Simulating and mapping the risks and impact of fall army worm (Spodoptera frugiperda) and white grub (Holotrichia serrata) in maize production outlooks for Nigeria under climate change

Abstract

Agriculture in many developing countries is expected to be severely affected by climate change. The majority of Africa’s population traditionally depends on maize for their livelihoods. The recent invasion and spread of the fall armyworm (FAW), white grubs and other maize pests in Africa is therefore one of the major factors hindering sustainable food security on the continent. Estimating the simultaneous impact of climate change and major pests on maize yields, its spatio-temporal pattern and narrow time windows is most useful for early warning, but is not addressed in the current literature. We present an approach based on remotely sensed climate and biophysical data and agro-system modelling to fill this gap, using Nigeria as an example. We start from a baseline maize yield simulation that produces mean yields of 800–1200 kg ha^–1, 1000–1700 kg ha^–1 and 1200–2300 kg ha^–1 under low, medium and high nitrogen supply, respectively.
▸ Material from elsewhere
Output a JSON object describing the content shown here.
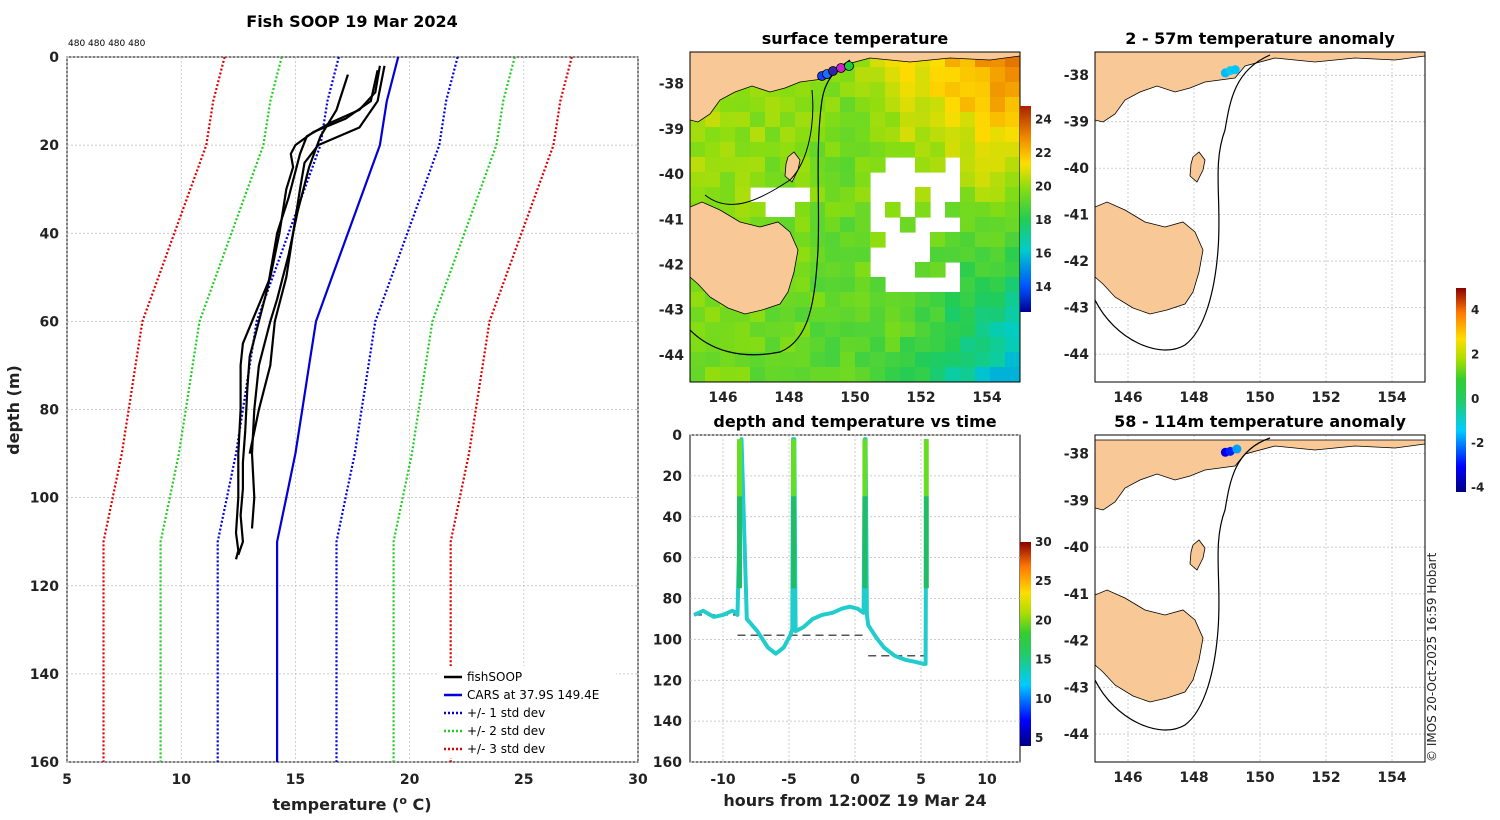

Potential pest impacts can be responsible for mean yield losses of up to 18–75 % and 8–73 % (USD 72.4 – 675.3 ha^–1) for white grub and FAW, respectively, under different severity thresholds, depending on locations and when maize was sown. Our findings further collaborates that yield losses due to pests outweigh the direct effects of climate change. Importantly, our findings reveal the influence of changing sowing windows on the magnitude of yield losses. Early sowing resulted in higher yield losses, while medium and late sowing generated lower yield losses for all simulated years. Our pest risk predictions show moderate to high growth index numbers for FAW to occur in Nigeria, especially in the 2021–2060 windows, and most favourable in the cropping seasons in all agro-ecological zones (AEZs). Favourable breeding conditions for FAW decreased over time and were almost absent in the savannahs by 2100. However, the risk projections show higher stress indices occurring from 2081 to 2100 and a decline in growth index counts. This information is key to understanding pest adaptation in Nigeria, and how crop management can support sustainable yield improvements. The findings can be used to improve organic crop management and facilitate policy formulation for future climate change adaptation and mitigation for optimised agricultural production, innovative chemical control, sustainable environmental management, progressive agribusiness and secure access to food in Nigeria.